In June 2012, unbeknownst to his parents, Jonathan bought a hatchet at a local hardware store. Four months later, he killed his sleeping father with it, chopping at Rob’s head while shouting, “Die, die, die,” according to court records and police reports. Jonathan later told police officers he had planned the killing for months.

Connelly argued that the release decision equated to gross negligence, because hospital staffers didn’t consider Jonathan’s potential dangerousness.

That thread led to lengthy expert testimony during the trial regarding Jonathan’s belief that his parents were evil duplicates. Did it meet the definition of Capgras syndrome, a rare delusion? Experts for the plaintiffs said yes. Experts testifying for the state said no, and noted that Jonathan’s delusions about his parents waxed and waned, especially when he took his medications.

Medication levels represented another facet of the argument. Jonathan was receiving injectable drugs – anti-psychotics intended to limit his delusions. Connelly argued the doses were too low, noting that they have been increased since his criminal trial.

Leighton, defending the state, said Jonathan was showing signs of stability while on his medication, making him suitable for release as long as he continued to take the drugs.

“His behavior was good,” she said. “It was stable. Maybe not normal like what we think of as normal, but it was stable.”

In her closing statement, Leighton suggested that jurors shouldn’t consider forensic evaluations regarding Jonathan’s dangerousness as directly relevant, because they were tied to his competency to stand trial, not his subsequent release.

In rebuttal, Connelly replied with a zinger about the failure to restore Jonathan’s competency.

“Why could they not do it?” he asked rhetorically. “Because they couldn’t get rid of his delusions.”

During her testimony, Kim recalled the moment when she heard about her husband’s death. She paused for a long time on the stand to collect herself.

She was in Spain, she said, on a trip with her mother to celebrate recovery from surgery. A call came to the Barcelona hotel where they were staying. Kim’s mother took it in a phone booth.

Kim recalled hearing an involuntary scream from her mother. Soon she relayed the news: Jon had killed his father.

“I didn’t even understand what she said, and she said ‘Jon killed Rob,’ and I said, ‘That didn’t happen,’ ” she said.

In 2013, after the murder, Jonathan’s grandfather died.

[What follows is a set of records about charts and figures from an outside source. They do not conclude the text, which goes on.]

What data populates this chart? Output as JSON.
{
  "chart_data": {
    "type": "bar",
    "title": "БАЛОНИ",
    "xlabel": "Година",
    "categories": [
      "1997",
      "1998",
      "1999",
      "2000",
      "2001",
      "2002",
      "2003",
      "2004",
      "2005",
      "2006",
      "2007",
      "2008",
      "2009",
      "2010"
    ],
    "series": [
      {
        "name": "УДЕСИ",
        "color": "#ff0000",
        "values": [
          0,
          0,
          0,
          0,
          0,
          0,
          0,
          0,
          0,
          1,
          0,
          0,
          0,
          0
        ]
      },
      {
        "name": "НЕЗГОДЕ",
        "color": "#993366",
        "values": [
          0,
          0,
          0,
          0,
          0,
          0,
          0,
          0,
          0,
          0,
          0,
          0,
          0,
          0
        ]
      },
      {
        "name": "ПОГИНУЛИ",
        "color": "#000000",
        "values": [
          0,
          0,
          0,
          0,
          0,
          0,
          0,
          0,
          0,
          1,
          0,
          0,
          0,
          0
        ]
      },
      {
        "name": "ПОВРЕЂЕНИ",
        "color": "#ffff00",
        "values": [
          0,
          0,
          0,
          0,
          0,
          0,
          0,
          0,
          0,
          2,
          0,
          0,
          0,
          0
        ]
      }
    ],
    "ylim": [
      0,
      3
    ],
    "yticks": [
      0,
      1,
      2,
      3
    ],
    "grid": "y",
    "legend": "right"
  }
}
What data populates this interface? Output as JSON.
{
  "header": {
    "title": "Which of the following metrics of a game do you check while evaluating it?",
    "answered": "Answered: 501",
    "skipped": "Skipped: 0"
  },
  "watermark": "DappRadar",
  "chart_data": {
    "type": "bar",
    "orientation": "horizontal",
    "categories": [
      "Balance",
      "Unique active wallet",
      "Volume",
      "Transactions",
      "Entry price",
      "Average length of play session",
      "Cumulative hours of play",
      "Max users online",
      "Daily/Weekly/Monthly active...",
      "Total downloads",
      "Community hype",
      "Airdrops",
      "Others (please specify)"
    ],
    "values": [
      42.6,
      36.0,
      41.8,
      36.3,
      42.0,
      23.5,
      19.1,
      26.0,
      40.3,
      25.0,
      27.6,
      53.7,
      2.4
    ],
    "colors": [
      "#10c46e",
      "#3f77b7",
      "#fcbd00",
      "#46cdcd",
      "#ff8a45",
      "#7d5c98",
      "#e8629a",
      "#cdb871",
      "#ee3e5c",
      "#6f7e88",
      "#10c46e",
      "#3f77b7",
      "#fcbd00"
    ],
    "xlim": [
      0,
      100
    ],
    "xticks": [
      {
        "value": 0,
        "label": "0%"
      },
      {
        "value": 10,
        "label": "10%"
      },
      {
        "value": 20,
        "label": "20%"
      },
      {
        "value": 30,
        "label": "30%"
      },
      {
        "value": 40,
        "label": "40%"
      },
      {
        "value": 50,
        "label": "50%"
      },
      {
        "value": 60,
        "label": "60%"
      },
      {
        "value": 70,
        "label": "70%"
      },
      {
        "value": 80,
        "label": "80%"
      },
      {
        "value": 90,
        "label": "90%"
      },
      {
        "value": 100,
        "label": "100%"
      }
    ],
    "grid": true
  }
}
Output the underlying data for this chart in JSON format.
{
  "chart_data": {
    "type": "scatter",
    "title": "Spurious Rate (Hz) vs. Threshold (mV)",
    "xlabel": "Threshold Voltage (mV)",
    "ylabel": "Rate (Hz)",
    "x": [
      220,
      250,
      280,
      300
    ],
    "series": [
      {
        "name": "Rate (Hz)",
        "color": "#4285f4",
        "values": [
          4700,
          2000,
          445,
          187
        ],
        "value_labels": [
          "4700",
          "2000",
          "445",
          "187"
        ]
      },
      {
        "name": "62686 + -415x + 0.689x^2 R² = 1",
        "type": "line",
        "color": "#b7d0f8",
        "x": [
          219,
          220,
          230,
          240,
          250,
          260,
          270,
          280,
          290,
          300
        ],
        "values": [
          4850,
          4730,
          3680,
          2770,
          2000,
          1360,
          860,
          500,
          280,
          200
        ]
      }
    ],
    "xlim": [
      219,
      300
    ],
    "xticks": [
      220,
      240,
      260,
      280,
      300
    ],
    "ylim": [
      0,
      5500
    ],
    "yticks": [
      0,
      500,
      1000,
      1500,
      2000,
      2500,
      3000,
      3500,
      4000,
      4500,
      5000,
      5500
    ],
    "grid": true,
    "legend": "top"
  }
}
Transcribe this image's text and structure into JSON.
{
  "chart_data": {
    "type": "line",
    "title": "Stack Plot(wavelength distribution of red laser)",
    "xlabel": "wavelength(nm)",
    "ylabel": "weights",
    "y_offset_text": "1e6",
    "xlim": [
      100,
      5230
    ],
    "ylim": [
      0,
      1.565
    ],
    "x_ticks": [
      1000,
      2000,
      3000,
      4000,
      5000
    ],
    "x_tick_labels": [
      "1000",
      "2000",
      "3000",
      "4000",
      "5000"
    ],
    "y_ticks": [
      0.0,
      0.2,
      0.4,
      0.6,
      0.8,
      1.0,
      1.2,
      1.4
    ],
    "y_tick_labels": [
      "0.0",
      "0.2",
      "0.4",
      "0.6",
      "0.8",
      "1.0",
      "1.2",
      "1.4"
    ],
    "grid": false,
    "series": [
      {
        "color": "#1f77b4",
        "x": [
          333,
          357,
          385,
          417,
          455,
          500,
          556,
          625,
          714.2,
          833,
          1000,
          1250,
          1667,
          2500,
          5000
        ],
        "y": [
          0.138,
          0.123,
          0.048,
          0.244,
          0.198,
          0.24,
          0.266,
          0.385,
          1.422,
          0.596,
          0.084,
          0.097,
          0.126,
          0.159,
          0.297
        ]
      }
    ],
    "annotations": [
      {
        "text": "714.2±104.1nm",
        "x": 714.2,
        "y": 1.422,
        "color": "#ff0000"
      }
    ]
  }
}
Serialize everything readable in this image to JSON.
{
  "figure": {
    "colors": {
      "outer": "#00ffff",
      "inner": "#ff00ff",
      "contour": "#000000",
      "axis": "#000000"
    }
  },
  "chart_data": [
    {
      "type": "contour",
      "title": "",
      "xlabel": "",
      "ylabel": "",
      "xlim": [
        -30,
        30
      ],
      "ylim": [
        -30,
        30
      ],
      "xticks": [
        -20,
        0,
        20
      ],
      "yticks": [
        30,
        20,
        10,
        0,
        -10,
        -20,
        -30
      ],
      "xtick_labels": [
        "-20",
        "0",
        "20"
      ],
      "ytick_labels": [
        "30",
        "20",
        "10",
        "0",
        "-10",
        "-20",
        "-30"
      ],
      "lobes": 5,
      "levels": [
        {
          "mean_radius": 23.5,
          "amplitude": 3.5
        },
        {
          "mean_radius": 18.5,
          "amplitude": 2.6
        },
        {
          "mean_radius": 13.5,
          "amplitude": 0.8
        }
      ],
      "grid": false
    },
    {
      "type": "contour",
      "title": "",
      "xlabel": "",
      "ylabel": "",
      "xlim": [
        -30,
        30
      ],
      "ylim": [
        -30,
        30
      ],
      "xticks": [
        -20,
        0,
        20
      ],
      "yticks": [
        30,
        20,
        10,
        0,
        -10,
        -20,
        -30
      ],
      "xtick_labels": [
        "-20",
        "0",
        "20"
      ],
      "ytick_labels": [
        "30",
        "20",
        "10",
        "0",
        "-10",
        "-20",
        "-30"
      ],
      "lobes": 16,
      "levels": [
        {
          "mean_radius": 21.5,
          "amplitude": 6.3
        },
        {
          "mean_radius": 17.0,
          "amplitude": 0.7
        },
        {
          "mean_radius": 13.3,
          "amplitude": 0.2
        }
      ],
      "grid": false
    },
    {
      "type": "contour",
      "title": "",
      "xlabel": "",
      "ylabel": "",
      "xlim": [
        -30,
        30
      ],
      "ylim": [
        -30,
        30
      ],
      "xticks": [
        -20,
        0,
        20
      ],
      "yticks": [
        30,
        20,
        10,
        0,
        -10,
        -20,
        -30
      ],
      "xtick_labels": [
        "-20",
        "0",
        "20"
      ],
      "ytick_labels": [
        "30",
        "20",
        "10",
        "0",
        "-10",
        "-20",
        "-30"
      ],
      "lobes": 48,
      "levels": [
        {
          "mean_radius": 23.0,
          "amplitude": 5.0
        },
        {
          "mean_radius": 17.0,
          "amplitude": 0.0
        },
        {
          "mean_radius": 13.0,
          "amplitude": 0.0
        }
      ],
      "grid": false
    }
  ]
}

Kim hadn’t seen her son in months, but she felt compelled to share the news with him. Last week she told the story to the jury.

As she had many times before, she drove to Western State, passed through a series of locked doors and entered the visiting area of the forensic ward, accompanied by a security guard and a social worker.

Soon, her son came. She saw him, and felt a surge of tears. She wanted to hug him, but she couldn’t.

Jonathan looked at her.

““Okaaay,” he said, his voice tinged with sarcasm.

Kim heard no love in her son’s voice.

“What does that mean?” she asked.

“Well, you’re the person that killed my mom.”